Trakai: was a former capital of Lithuania, located on the shore of the scenic Lake Galve, with a castle dating from the 14th century.
Kaunas: is Lithuania’s ‘city of museums’ and includes the Devil Museum and a monument to the victims of the Nazi occupation. There are also three theaters and some 11th century castle ruins.
Hill of Crosses: is a two-humped knoll covered with thousands of crosses – big and tiny, costly and cheap, wooden and metal.
Curonian Spit: dominates Lithuania’s Baltic coast. This secluded 60-mile stretch of sand is made up of dunes and pine forests, and populated by elk, deer and wild boar.
Three days in Vilnius
Two days in Trakai
Three days in Kaunas
A daytrip to the Hill of Crosses
A week in Curonian Spit
Hiking: despite the distinctive lack of mountains, trails criss-cross the country. Trakai National Park has many lakes, while Aukstaitija and Zemaitija national parks offer hills, lakes and highlands.

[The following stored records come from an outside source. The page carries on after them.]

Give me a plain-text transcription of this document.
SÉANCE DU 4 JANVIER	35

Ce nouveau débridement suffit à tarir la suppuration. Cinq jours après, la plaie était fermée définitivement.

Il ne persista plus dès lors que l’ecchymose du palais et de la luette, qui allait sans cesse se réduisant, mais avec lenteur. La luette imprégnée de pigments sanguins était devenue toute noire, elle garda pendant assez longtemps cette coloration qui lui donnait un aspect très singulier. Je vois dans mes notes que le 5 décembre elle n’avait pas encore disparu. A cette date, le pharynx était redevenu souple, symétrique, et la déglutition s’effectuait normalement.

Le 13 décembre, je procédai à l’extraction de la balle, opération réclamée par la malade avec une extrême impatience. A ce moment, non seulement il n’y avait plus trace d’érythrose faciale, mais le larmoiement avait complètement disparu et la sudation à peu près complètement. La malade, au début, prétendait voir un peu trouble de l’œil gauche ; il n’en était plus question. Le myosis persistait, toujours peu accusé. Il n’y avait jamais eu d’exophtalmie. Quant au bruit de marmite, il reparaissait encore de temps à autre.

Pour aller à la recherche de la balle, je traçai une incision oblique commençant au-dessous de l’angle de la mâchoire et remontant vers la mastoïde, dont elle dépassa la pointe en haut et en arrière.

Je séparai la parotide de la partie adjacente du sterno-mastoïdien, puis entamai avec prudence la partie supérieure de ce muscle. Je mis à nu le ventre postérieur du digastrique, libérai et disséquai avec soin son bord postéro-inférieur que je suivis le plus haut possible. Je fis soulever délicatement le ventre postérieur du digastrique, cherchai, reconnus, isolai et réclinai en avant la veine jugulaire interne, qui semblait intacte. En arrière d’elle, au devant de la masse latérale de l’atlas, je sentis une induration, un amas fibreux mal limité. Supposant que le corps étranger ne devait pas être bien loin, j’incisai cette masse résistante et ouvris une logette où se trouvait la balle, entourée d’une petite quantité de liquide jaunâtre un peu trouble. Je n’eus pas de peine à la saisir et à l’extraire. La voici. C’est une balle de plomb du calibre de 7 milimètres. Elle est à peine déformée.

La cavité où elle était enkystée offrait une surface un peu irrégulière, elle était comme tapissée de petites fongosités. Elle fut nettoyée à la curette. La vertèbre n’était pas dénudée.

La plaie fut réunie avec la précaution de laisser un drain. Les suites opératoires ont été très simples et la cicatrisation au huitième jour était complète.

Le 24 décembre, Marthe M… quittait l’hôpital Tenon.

Sailing, windsurfing, paragliding and kiting: are popular in Nida, the last village on the Lithuanian half of the Spit, encircled by endless stretches of fresh white sand.
Extreme sports: include hot air ballooning, gliding or jumping off Vilnius’ TV Tower, the highest bungee jump of its kind in Europe.
International Folklore Festival: in May features craft fairs, traditional cuisine tasting, joining song and merriment parties and listening to psalms, concerts and various exhibitions.